Question

How do you write an equation for a circle with centre \[\left( 3,5 \right)\] tangent to the X-axis?

Answer 1

Hint: To solve the given problem, we should know the properties of a circle. First thing we should know is the equation of circle in centre-radius form which is expressed as \[{{\left( x-h \right)}^{2}}+{{\left( y-k \right)}^{2}}={{r}^{2}}\]. Here, \[\left( h,k \right)\] are the coordinates of the centre of the circle, and r is the radius of it. Next, we should know that the distance between the tangent and centre of a circle is equal to the radius.

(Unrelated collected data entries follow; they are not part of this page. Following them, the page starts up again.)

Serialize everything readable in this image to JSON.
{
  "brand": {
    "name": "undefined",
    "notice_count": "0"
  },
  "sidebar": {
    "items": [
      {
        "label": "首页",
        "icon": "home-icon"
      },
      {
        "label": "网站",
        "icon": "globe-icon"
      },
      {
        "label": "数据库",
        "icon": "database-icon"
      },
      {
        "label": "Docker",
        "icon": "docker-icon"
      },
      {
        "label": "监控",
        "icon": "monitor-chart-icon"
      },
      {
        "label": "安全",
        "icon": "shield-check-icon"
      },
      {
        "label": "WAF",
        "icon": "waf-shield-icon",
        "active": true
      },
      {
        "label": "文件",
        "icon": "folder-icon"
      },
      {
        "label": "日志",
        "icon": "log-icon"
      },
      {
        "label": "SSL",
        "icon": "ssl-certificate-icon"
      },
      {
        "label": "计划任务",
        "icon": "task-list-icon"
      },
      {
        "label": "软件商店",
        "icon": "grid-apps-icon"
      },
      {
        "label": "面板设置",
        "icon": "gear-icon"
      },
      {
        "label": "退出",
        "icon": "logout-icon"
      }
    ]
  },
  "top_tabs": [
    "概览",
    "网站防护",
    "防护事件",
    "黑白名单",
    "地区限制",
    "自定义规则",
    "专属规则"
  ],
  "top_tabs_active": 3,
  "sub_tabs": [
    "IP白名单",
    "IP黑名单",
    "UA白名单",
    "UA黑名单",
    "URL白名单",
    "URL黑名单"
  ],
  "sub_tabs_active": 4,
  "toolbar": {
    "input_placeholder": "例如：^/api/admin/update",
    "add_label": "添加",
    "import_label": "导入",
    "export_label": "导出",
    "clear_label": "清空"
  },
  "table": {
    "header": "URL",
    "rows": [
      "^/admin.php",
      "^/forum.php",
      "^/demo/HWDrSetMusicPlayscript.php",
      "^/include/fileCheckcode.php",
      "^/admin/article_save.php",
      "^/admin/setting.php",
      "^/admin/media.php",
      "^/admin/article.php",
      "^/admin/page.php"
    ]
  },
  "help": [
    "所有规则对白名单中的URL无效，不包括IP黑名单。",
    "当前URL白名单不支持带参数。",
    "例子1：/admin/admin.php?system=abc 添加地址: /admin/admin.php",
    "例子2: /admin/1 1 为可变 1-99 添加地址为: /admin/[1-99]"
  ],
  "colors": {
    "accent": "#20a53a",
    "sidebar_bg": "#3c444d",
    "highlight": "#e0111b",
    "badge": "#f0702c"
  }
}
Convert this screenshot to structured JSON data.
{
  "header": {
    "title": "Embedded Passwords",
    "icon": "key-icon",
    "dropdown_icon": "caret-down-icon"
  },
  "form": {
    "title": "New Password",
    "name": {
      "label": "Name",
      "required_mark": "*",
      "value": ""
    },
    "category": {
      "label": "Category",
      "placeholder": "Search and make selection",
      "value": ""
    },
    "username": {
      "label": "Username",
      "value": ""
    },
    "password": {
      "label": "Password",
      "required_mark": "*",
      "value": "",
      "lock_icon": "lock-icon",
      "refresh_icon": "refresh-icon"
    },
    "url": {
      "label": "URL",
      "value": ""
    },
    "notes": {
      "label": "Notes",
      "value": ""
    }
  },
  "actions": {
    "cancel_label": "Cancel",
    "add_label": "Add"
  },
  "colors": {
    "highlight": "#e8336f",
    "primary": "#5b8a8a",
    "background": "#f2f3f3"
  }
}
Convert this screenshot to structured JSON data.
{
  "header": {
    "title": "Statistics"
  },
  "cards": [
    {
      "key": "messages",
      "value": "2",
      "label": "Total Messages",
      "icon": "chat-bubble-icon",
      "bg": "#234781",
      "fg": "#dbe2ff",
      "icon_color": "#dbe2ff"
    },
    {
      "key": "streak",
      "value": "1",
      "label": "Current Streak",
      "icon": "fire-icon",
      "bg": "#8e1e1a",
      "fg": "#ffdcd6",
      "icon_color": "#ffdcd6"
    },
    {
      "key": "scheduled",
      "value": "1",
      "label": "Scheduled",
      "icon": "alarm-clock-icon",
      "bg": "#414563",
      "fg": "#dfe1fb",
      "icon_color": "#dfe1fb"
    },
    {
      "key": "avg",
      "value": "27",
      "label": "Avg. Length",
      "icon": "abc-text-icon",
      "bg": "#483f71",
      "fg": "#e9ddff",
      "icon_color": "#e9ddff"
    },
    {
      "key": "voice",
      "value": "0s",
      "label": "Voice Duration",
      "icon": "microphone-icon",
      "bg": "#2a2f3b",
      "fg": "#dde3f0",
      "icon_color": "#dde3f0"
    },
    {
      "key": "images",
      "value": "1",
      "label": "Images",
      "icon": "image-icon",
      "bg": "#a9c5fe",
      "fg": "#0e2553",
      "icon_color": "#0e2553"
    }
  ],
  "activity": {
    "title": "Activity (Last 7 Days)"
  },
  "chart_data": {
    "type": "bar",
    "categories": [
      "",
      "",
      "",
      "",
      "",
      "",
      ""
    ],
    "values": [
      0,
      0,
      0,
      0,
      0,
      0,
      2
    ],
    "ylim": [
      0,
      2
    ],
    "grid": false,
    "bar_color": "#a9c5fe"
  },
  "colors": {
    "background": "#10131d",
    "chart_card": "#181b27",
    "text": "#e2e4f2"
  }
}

Complete step by step answer:
We are asked to find the equation of the circle with centre \[\left( 3,5 \right)\] tangent to the X-axis. To do this, we will use the centre-radius form which is expressed as \[{{\left( x-h \right)}^{2}}+{{\left( y-k \right)}^{2}}={{r}^{2}}\]. Here, \[\left( h,k \right)\] are the coordinates of the centre of the circle, and r is the radius of it.
We are already given the coordinates of the centre as \[\left( 3,5 \right)\]. Thus, we have the values of h and k as 3 and 5 respectively. We also know that the X-axis is a tangent to the given circle. Using the property that the distance between the tangent and centre of a circle is equal to the radius. The radius of the circle equals distance between the point \[\left( 3,5 \right)\] and X-axis. The distance equals 5.
Now that we have both centre and radius, we can write the equation of the circle as \[{{\left( x-3 \right)}^{2}}+{{\left( y-5 \right)}^{2}}={{5}^{2}}\].
Using this equation, we can also graph it as

Note: We can use this question to form a property as follows.
The equation of a circle with centre at \[\left( h,k \right)\] and having X-axis as its tangent is \[{{\left( x-h \right)}^{2}}+{{\left( y-k \right)}^{2}}={{k}^{2}}\]. Here, \[\left( h,k \right)\] are the coordinates of the centre of the circle.